"Vanity of vanities, all is vanity"....meaning that all that is material will soon fall away and all that will be left is our immortal soul. All the things that give pleasure and sustain our egos and gluttony are fleeting. Easily gone in a flash. So what is an artist to do? We make entertainment. That too is fleeting. And I really cannot think of a more vain and self-centered line of work. With that said, how many times has the artist in history been the fortune teller of things that come to pass? Perhaps what we do is not so fleeting after all.
|Vanitas,Jacques de Gheyn the Elder, 1603|
Above is a Vanitas by de Gheyn the Elder painted in 1603. The tulip in this Vanitas cost 10 times the amount that a skilled craftsman would make in one year. But fast forward to 1637 and you could get this same tulip for the cost of an onion. From the cost of a house to the cost of an onion in just a blink of an eye. It all came crashing down in Febuary of 1637. Fortunes lost. Fortunes based on a flower. But if you had told that to a Dutchman in 1603, he would have thought you a madman. Or an artist.
|Vanitas, Georges Braque 1939|
And now I end with a Vanitas by Damien Hirst made in 2007. This Vanitas is the mother of all Vanitas, made with more gluttony and greed than any 17th century Flemish painter could imagine. It's made of platinum and 8,601 perfect diamonds including a 6.5 million dollar pink diamond on it's forehead.
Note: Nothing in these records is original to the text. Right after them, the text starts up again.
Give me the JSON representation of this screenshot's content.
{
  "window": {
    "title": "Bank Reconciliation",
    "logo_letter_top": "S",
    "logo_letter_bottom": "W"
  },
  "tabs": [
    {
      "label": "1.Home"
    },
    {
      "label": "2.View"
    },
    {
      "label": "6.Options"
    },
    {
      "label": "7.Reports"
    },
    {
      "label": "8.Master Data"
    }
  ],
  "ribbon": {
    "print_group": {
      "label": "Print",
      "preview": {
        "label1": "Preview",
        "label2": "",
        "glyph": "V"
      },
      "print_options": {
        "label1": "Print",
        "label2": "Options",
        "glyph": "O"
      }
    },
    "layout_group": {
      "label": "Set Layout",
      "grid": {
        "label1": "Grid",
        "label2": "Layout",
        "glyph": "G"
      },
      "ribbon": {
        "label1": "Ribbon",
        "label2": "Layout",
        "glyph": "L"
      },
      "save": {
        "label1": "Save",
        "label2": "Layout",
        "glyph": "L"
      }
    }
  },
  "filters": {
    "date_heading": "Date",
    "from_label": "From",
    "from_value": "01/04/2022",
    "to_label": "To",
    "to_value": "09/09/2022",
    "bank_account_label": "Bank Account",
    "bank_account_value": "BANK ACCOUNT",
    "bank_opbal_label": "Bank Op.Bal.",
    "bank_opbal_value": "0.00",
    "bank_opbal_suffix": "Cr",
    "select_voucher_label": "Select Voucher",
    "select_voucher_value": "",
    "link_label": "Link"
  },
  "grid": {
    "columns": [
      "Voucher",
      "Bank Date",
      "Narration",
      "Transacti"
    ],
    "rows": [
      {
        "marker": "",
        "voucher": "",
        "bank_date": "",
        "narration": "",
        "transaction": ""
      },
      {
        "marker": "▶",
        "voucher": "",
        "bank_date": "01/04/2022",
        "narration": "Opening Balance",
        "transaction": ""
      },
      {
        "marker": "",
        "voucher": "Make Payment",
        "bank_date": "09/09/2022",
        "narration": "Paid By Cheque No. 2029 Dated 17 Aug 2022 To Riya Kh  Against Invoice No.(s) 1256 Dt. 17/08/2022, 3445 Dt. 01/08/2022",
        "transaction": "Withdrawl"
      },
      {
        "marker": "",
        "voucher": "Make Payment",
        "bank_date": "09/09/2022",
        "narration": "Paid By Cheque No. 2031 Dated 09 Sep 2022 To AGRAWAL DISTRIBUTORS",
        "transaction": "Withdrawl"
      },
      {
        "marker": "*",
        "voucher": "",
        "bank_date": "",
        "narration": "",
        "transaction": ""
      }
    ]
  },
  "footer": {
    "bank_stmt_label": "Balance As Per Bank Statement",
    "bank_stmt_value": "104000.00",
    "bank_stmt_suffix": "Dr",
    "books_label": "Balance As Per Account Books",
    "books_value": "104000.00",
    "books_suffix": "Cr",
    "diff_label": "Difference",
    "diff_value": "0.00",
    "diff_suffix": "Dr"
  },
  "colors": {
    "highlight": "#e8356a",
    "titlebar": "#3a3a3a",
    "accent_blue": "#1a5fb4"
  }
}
The cost to make this pure and most perfect Vanitas was a mind blowing (especially for this humble artist) 30 million dollars. It was sold one year prior to the October 2008 crash of our global economy, in August of 2007, to a consortium of businessmen for 100 million dollars. It has been speculated that Hirst himself is one of those in the consortium so that he can retain exhibition rights.